Some HISD Schools Face Big Changes From No Child Left Behind
Federal school and district ratings were released this afternoon. In a subsequent press release, Houston ISD touted the fact that three-quarters of its campuses met the federally mandated Adequate Yearly Progress under No Child Left Behind.
As the federal education act barrels toward a 100-percent proficiency rate in 2014 -- every student in the country must pass state-dictated math and reading tests in three years -- AYP is not an insignificant accomplishment. Most states, including Texas, back-end loaded their passing rates for proficiency up to the 2014 deadline, making the last handful of years a steeper climb for schools and districts.

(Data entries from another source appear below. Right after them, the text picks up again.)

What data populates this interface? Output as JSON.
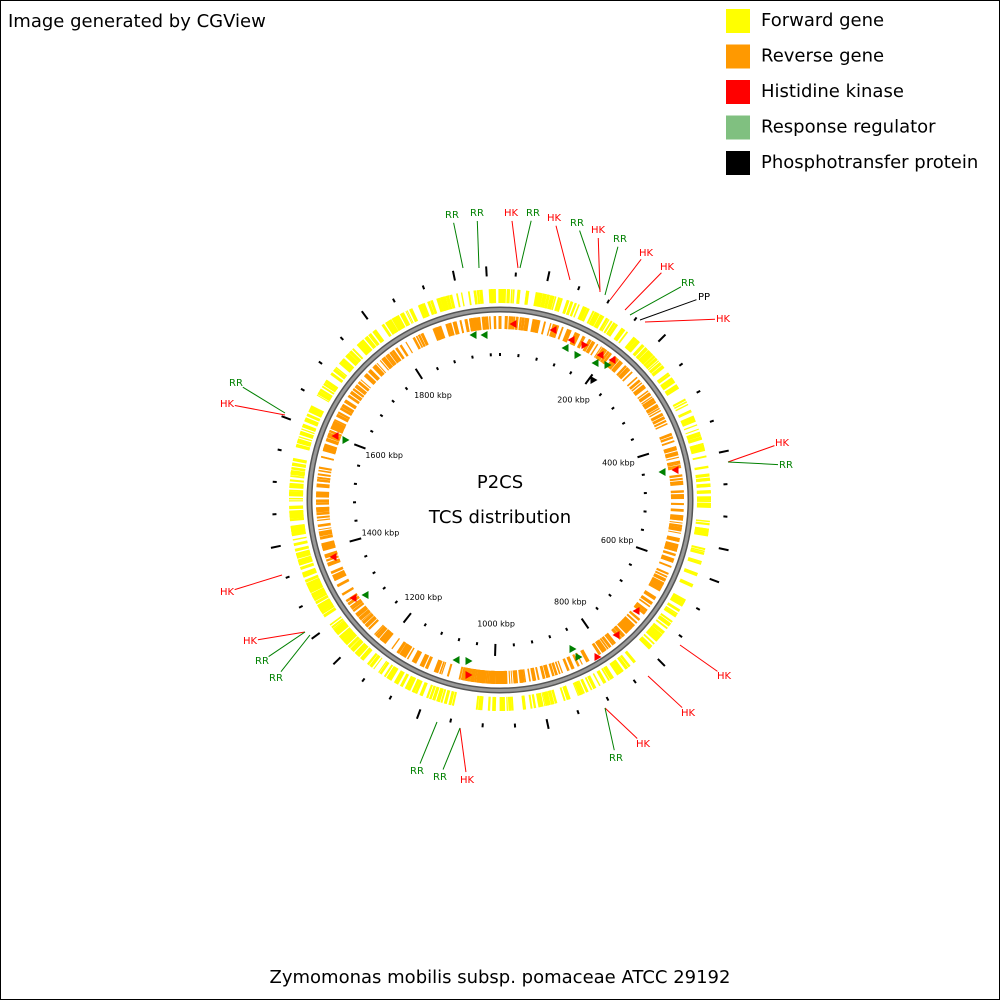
{
  "header": {
    "credit": "Image generated by CGView"
  },
  "legend": [
    {
      "label": "Forward gene",
      "color": "#ffff00"
    },
    {
      "label": "Reverse gene",
      "color": "#ff9900"
    },
    {
      "label": "Histidine kinase",
      "color": "#ff0000"
    },
    {
      "label": "Response regulator",
      "color": "#80c080"
    },
    {
      "label": "Phosphotransfer protein",
      "color": "#000000"
    }
  ],
  "map": {
    "title": "P2CS",
    "subtitle": "TCS distribution",
    "scale_labels": [
      "200 kbp",
      "400 kbp",
      "600 kbp",
      "800 kbp",
      "1000 kbp",
      "1200 kbp",
      "1400 kbp",
      "1600 kbp",
      "1800 kbp"
    ],
    "annotations": [
      "RR",
      "RR",
      "HK",
      "RR",
      "HK",
      "RR",
      "HK",
      "RR",
      "HK",
      "HK",
      "RR",
      "PP",
      "HK",
      "HK",
      "RR",
      "HK",
      "HK",
      "HK",
      "RR",
      "HK",
      "RR",
      "RR",
      "HK",
      "RR",
      "RR",
      "HK",
      "RR",
      "HK"
    ]
  },
  "footer": {
    "organism": "Zymomonas mobilis subsp. pomaceae ATCC 29192"
  }
}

So, bravo for progress, Houston schools. But the real impact of AYP will be felt at those Houston high schools that posted five consecutive years of failure in math: Jones, Westbury, Wheatley, Worthing, Yates and the Contemporary Learning Center.
Martha Stone is the director of the School Improvement Resource Center, which is the Texas Education Agency's interface with schools that fail to meet AYP. Every school in Stage 4, or four years of consecutive failure in math, reading or graduation rates, must submit a restructuring plan. That plan is reviewed by SIRC, in conjunction with divisions of the Texas Education Agency, and approved for use.
"The idea is, if they do not make AYP at the end of the fourth year, then they must implement their plan," Stone said. "Then SIRC, with its own professional service provider, assists them with the implementation of that plan."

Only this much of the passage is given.